Tag team
- Members: Porkchop Cash Dream Machine Mad Dog Boyd Jimmy Hart (Manager)
- Billed heights: Porkchop Cash: 6 ft 0 in (1.83 m) Dream Machine: 5 ft 11 in (1.80 m)
- Combined billed weight: 471 Ib (214 kg)
- Debut: 1982
- Disbanded: 1983

= Bruise Brothers (professional wrestling) =

Professional wrestling tag team

The Bruise Brothers was a professional wrestling tag team, composed of Porkchop Cash and Dream Machine, and later Mad Dog Boyd.

==History==
In 1982, Porkchop Cash joined Jerry Jarrett's Continental Wrestling Association based in Memphis, Tennessee. Cash soon formed a tag team with Troy Graham (who wrestled as "Dream Machine") known as the Bruise Brothers. Wrestling as heels, they held the AWA Southern Tag Team Championship twice. The Bruise Brothers were in the First Family stable of Jimmy Hart. Their main rivals were The Sheepherders, as tag team from New Zealand. They beat Dutch Mantel and Koko B. Ware for their first title on October 3, 1983. They also had a series matches with the Rock 'n' Roll Express, trading the AWA Southern Tag Team Championship with them. A notable moment in the feud came after their match on November 7, 1983. Cash and Graham lost the match and the belts and responded by attacking the referee, Paul Morton (father of Ricky Morton of the Rock 'n' Roll Express).

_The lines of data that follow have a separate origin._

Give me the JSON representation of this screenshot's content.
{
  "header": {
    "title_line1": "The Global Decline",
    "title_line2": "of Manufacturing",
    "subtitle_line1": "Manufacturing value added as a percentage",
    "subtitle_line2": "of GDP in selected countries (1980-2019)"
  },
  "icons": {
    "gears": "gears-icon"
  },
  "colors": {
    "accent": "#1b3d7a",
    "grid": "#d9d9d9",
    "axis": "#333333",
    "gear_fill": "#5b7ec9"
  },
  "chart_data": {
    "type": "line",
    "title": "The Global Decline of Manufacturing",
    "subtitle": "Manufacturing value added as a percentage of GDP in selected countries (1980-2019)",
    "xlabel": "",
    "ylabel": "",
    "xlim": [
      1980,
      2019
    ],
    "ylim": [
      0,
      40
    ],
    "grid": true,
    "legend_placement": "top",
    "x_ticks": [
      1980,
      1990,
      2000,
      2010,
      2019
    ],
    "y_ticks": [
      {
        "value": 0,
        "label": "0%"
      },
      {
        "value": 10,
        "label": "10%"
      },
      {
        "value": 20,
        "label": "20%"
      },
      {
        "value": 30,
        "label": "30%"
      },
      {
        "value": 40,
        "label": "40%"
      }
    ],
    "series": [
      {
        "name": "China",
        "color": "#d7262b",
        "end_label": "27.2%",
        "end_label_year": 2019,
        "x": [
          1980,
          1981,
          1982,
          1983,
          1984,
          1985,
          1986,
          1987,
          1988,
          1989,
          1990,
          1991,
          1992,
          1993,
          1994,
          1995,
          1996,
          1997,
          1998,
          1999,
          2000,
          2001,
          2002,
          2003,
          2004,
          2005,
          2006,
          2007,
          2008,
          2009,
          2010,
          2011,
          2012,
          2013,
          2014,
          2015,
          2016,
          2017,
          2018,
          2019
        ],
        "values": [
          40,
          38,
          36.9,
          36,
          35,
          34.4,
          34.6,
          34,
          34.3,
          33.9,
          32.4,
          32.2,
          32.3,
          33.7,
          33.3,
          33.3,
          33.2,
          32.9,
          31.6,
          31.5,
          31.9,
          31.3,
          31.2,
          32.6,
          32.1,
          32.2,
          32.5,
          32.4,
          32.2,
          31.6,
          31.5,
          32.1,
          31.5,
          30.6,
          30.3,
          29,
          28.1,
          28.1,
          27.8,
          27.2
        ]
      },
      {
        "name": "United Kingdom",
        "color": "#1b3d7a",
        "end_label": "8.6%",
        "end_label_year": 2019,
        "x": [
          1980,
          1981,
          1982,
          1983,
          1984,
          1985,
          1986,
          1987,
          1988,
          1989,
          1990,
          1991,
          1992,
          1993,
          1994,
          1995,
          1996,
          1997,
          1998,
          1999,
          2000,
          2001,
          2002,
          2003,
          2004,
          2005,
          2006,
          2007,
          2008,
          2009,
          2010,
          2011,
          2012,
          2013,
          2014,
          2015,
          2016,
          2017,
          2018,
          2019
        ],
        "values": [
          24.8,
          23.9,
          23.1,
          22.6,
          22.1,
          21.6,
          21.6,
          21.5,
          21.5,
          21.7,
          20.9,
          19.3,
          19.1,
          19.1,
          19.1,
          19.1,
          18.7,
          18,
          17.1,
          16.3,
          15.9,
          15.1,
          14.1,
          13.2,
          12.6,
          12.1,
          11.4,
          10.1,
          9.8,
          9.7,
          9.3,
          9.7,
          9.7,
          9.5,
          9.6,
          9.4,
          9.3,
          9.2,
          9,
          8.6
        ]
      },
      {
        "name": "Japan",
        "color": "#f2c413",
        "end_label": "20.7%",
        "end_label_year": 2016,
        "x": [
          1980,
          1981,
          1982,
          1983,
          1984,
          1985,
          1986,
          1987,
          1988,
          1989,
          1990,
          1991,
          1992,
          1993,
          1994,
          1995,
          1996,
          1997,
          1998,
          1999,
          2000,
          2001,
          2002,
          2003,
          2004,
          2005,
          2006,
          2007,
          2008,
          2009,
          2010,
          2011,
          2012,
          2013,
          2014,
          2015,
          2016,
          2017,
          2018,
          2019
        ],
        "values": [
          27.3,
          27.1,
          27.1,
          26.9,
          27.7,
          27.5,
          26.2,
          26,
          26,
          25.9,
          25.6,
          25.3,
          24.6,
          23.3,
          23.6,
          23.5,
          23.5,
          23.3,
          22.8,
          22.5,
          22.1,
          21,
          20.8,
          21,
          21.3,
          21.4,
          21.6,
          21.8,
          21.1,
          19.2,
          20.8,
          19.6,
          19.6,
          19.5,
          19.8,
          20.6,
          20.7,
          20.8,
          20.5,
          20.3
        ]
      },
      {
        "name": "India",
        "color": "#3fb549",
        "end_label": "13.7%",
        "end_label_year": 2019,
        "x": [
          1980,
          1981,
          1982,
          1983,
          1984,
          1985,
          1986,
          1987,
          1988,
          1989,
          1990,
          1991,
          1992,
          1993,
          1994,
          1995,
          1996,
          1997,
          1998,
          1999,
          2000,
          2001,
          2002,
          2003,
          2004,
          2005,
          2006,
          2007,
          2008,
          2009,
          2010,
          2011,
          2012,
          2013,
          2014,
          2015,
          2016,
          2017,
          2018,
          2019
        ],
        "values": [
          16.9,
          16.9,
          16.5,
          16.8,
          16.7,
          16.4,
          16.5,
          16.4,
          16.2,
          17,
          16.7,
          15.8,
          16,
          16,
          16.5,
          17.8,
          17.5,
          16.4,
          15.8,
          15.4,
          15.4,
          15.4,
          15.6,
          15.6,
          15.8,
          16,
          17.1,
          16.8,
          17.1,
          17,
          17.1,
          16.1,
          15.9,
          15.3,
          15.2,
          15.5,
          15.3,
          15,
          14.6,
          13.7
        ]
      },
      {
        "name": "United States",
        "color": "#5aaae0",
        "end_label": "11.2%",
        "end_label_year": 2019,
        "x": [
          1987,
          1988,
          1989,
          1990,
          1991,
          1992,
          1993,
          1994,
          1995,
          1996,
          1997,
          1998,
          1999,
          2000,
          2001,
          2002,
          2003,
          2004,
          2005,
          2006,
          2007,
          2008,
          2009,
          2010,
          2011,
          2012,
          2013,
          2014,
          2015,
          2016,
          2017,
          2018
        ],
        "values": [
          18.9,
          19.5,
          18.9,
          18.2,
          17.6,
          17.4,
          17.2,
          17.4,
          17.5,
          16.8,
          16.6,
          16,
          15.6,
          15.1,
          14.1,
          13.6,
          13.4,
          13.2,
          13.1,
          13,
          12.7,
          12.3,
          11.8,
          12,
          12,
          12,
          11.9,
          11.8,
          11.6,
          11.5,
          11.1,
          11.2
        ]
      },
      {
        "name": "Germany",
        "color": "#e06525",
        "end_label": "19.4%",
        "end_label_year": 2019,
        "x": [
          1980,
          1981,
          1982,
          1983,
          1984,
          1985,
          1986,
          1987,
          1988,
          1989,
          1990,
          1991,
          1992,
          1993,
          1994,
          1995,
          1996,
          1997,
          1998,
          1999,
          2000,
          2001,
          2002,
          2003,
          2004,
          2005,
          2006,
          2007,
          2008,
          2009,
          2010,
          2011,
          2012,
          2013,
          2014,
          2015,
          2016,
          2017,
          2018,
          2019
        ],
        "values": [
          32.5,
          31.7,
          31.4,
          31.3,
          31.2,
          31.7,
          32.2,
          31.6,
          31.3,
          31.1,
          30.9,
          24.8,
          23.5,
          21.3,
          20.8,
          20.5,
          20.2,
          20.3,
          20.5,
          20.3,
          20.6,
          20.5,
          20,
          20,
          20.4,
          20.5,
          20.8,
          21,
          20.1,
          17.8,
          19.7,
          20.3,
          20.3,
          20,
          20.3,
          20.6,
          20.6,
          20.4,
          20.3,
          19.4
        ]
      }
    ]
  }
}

The Bruise Brothers avenged their loss one week later by regaining the championship. On November 29, 1983, the Bruise Brothers dropped the belts to the Fabulous Ones. Tension built within Hart's stable, and The Bruise Brothers faced stablemates The Grapplers (Len Denton and Tony Anthony) in a "losers no longer managed by Jimmy Hart" match on December 26. The Grapplers won, leaving Cash and Graham without a manager.

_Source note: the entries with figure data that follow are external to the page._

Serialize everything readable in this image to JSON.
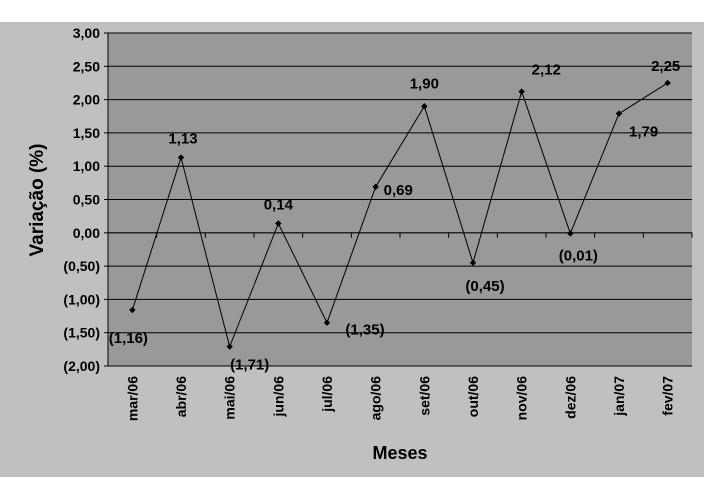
{
  "chart_data": {
    "type": "line",
    "title": "",
    "xlabel": "Meses",
    "ylabel": "Variação (%)",
    "categories": [
      "mar/06",
      "abr/06",
      "mai/06",
      "jun/06",
      "jul/06",
      "ago/06",
      "set/06",
      "out/06",
      "nov/06",
      "dez/06",
      "jan/07",
      "fev/07"
    ],
    "values": [
      -1.16,
      1.13,
      -1.71,
      0.14,
      -1.35,
      0.69,
      1.9,
      -0.45,
      2.12,
      -0.01,
      1.79,
      2.25
    ],
    "data_labels": [
      "(1,16)",
      "1,13",
      "(1,71)",
      "0,14",
      "(1,35)",
      "0,69",
      "1,90",
      "(0,45)",
      "2,12",
      "(0,01)",
      "1,79",
      "2,25"
    ],
    "ylim": [
      -2,
      3
    ],
    "y_ticks": [
      3,
      2.5,
      2,
      1.5,
      1,
      0.5,
      0,
      -0.5,
      -1,
      -1.5,
      -2
    ],
    "y_tick_labels": [
      "3,00",
      "2,50",
      "2,00",
      "1,50",
      "1,00",
      "0,50",
      "0,00",
      "(0,50)",
      "(1,00)",
      "(1,50)",
      "(2,00)"
    ],
    "grid": true,
    "legend": "none",
    "colors": {
      "outer_background": "#c0c0c0",
      "plot_background": "#999999",
      "line": "#000000",
      "gridline": "#000000"
    }
  }
}
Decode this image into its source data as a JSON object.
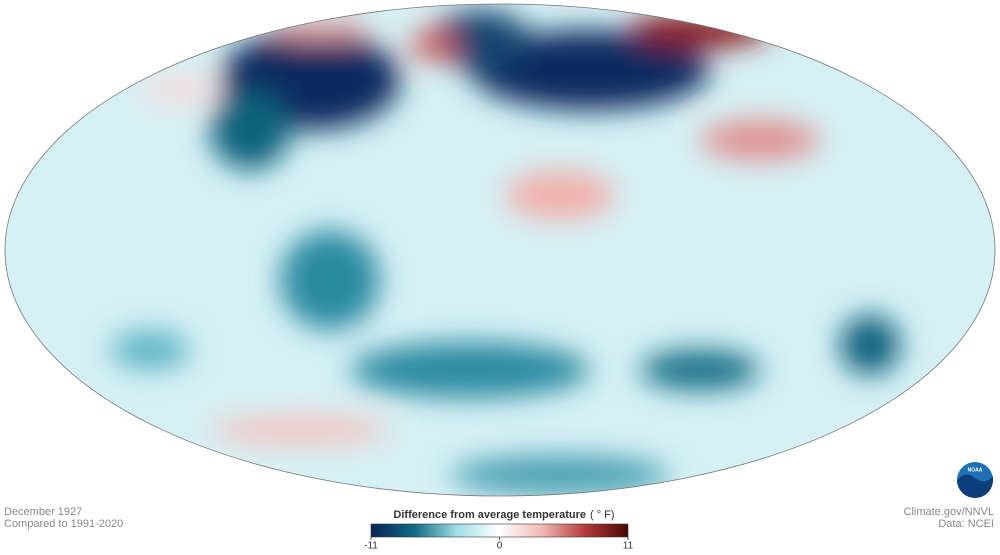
{
  "map": {
    "caption": {
      "date": "December 1927",
      "baseline": "Compared to 1991-2020"
    },
    "credits": {
      "source": "Climate.gov/NNVL",
      "data": "Data: NCEI"
    },
    "logo": "NOAA",
    "legend": {
      "title": "Difference from average temperature",
      "unit": "( ° F)",
      "range": [
        -11,
        11
      ],
      "ticks": [
        -11,
        0,
        11
      ],
      "colors": [
        "#0b2258",
        "#0f6a82",
        "#9fdce6",
        "#ffffff",
        "#f0b8b4",
        "#b33a3a",
        "#4a0505"
      ]
    }
  }
}
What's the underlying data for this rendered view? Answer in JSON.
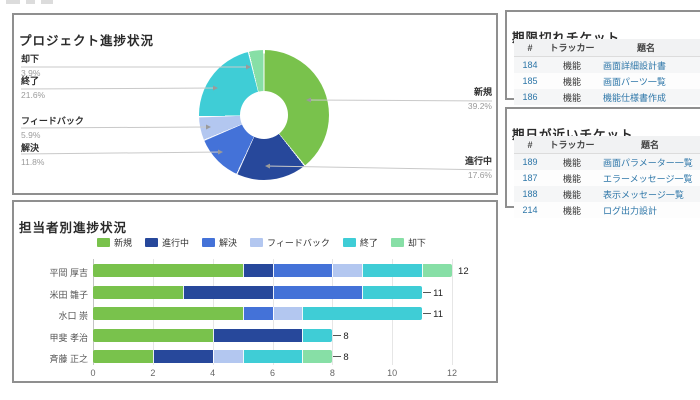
{
  "panels": {
    "project_status": {
      "title": "プロジェクト進捗状況"
    },
    "assignee_status": {
      "title": "担当者別進捗状況"
    },
    "overdue_tickets": {
      "title": "期限切れチケット",
      "columns": [
        "#",
        "トラッカー",
        "題名"
      ],
      "rows": [
        {
          "id": "184",
          "tracker": "機能",
          "subject": "画面詳細設計書"
        },
        {
          "id": "185",
          "tracker": "機能",
          "subject": "画面パーツ一覧"
        },
        {
          "id": "186",
          "tracker": "機能",
          "subject": "機能仕様書作成"
        }
      ],
      "clipped_extra_column": true
    },
    "upcoming_tickets": {
      "title": "期日が近いチケット",
      "columns": [
        "#",
        "トラッカー",
        "題名"
      ],
      "rows": [
        {
          "id": "189",
          "tracker": "機能",
          "subject": "画面パラメーター一覧"
        },
        {
          "id": "187",
          "tracker": "機能",
          "subject": "エラーメッセージ一覧"
        },
        {
          "id": "188",
          "tracker": "機能",
          "subject": "表示メッセージ一覧"
        },
        {
          "id": "214",
          "tracker": "機能",
          "subject": "ログ出力設計"
        }
      ],
      "clipped_extra_column": false
    }
  },
  "colors": {
    "link": "#2d76a8",
    "panel_border": "#8f8f8f",
    "status_new": "#79c24c",
    "status_in_progress": "#27489b",
    "status_resolved": "#4472d8",
    "status_feedback": "#b3c7f0",
    "status_closed": "#3fcdd6",
    "status_rejected": "#87dfa6"
  },
  "chart_data": [
    {
      "type": "pie",
      "title": "プロジェクト進捗状況",
      "labels": [
        "新規",
        "進行中",
        "解決",
        "フィードバック",
        "終了",
        "却下"
      ],
      "values": [
        39.2,
        17.6,
        11.8,
        5.9,
        21.6,
        3.9
      ],
      "colors": [
        "#79c24c",
        "#27489b",
        "#4472d8",
        "#b3c7f0",
        "#3fcdd6",
        "#87dfa6"
      ],
      "unit": "%",
      "donut_hole": 0.37,
      "start_angle_deg": 0,
      "direction": "clockwise"
    },
    {
      "type": "bar",
      "orientation": "horizontal",
      "stacked": true,
      "title": "担当者別進捗状況",
      "categories": [
        "平岡 厚吉",
        "米田 雛子",
        "水口 崇",
        "甲斐 孝治",
        "斉藤 正之"
      ],
      "series": [
        {
          "name": "新規",
          "values": [
            5,
            3,
            5,
            4,
            2
          ]
        },
        {
          "name": "進行中",
          "values": [
            1,
            3,
            0,
            3,
            2
          ]
        },
        {
          "name": "解決",
          "values": [
            2,
            3,
            1,
            0,
            0
          ]
        },
        {
          "name": "フィードバック",
          "values": [
            1,
            0,
            1,
            0,
            1
          ]
        },
        {
          "name": "終了",
          "values": [
            2,
            2,
            4,
            1,
            2
          ]
        },
        {
          "name": "却下",
          "values": [
            1,
            0,
            0,
            0,
            1
          ]
        }
      ],
      "totals": [
        12,
        11,
        11,
        8,
        8
      ],
      "xlim": [
        0,
        12
      ],
      "x_ticks": [
        0,
        2,
        4,
        6,
        8,
        10,
        12
      ],
      "grid": true,
      "legend_position": "top"
    }
  ]
}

Shortly thereafter, Graham broke his ankle which ended his career. Reprising the gimmick in Memphis, King Parsons was to take Graham's place but never showed up due to taking a contract with World Class Championship Wrestling. Mad Dog Boyd was pulled out of the parking lot and added to the team because Boyd fit the costume Parsons was meant to wear. Cash and Boyd initiated a feud with Eddie Gilbert by stealing a portrait of Gilbert that he had been showing off every week and offering to award to the winner of a draw.